Some years the Influenza virus gets a special name for it’s strain, like Swine Flu or H1N1. When he had his bout with flu, humorist Dave Barry made up his own: Martian Death Flu. He and his wife spent days in bed achy and feverish. “There has been a mound of blankets on my wife’s side of the bed,” he wrote, “I think it might be my wife…the only way to tell for sure would be to prod it, which I wouldn’t do” for fear that poking her could be fatal. Dave, leading a more active lifestyle, attempted to crawl to the bathroom.
Flu season is coming, that winter scourge that lays millions of kids and adults out on beds and couches. They cough, ache in head, throat and body, and occasionally vomit or have diarrhea. This misery can last 7 days, and medications like ibuprofen, Tylenol, and Tamiflu, only somewhat alleviate symptoms. It’s highly contagious, like Coronavirus. It can be life-threatening for medically vulnerable kids, those with asthma or heart conditions.
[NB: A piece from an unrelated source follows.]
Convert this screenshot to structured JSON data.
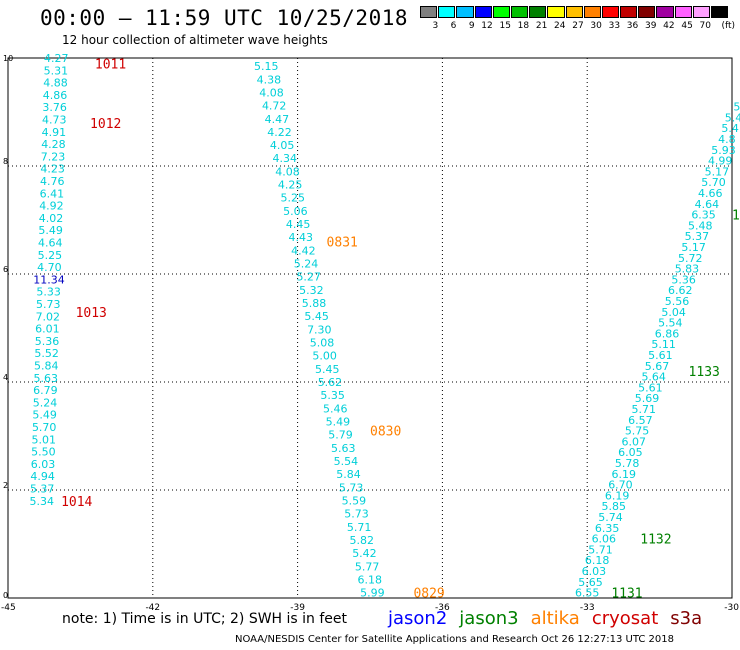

Last winter when Coronavirus started in China, many kids admitted to the hospital had combinations of viral infections, like Corona and Flu, or Corona and RSV. Normally we see children with two contagious infections together in a season, like strep throat and flu or RSV and flu. Put one of those together with Coronavirus, and it’s a whole new, awful, ball game.
Perhaps this’ll be a better-than-usual flu season, since we’ll be wearing masks, washing our hands more often, and staying distant from each other. However, these aren’t easy for kids, who fidget and horse around, and thus don’t follow the rules. Parents also forget to wear masks or keep their kids apart. We worry about parents organizing birthday parties and sleep-overs, potential Coronavirus and flu spreading events.
When hurricane Katrina was approaching, officials warned that “this is the one” to evacuate from. Likewise, this year is “the one” to get you and your kids flu shots. Like masks, hand-washing, and distancing, flu shots are one more way to protect children; maybe the most reliable way given kids’ potential difficulty with hygiene measures. Because some kids will get both Influenza and Corona at the same time, a real Martian Death Flu combination.
Bronchiolitis is another winter scourge besides Influenza virus. It also needs a better name, like Dave Barry calling Influenza “Martian Death Flu.” For one, it sounds too much like Bronchitis, an adult respiratory illness. For another, “bronchiolitis” doesn’t really convey the misery infants and toddlers go through. Maybe call it Baby Snot Virus From Hell (BSVH)? Gunk Hacking Infant Whopper (GHIW)? Slime Scourge? Phlegm Factory? I could go on for days.
Many people know bronchiolitis by the virus that often causes it: RSV. Respiratory Syncytial Virus is just one of the viruses causing this syndrome, but it’s the most common, and is highly contagious. While most kids just get runny noses and fevers, some babies and toddlers have trouble breathing and need hospitalization for oxygen and observation. They can also get so congested that they can’t breathe and drink at the same time, thus needing IV fluids for hydration.
Bronchiolitis care is frustrating because there’s no effective treatment to ease symptoms or shorten the course. Nebulizers and steroids used for asthma don’t work for RSV. We’re left with “supportive care:” riding it out with oxygen, IV fluids, and sometimes more intensive life support.
Like we surmised above with flu, maybe this winter’s “RSV season” will be better than usual. Adults and older kids carry RSV, and with masks, hand-hygiene, and distancing, maybe RSV won’t spread as much. However, the kids who get bronchiolitis- infants and toddlers- won’t be wearing masks much. Daycares have stayed open, and are notorious places for RSV to pass from toddler to toddler, crib to crib. Not every daycare worker washes hands like he/she should, and toddlers certainly don’t. Even the most obsessive caregivers occasionally let their guard down. They’re only human.
Also like we discussed above, during last winter’s Coronavirus outbreak in China many hospitalized kids were co-infected with Coronavirus and RSV. Both viruses are highly contagious, and every winter we see several kids who are likewise co-infected with contagions- RSV plus Influenza, Influenza plus Strep throat. Thus we can expect to see babies and toddlers with both RSV and Coronavirus. Baby Snot Virus From Hell indeed! Wash your hands, wear your masks, and for goodness’ sake stay away!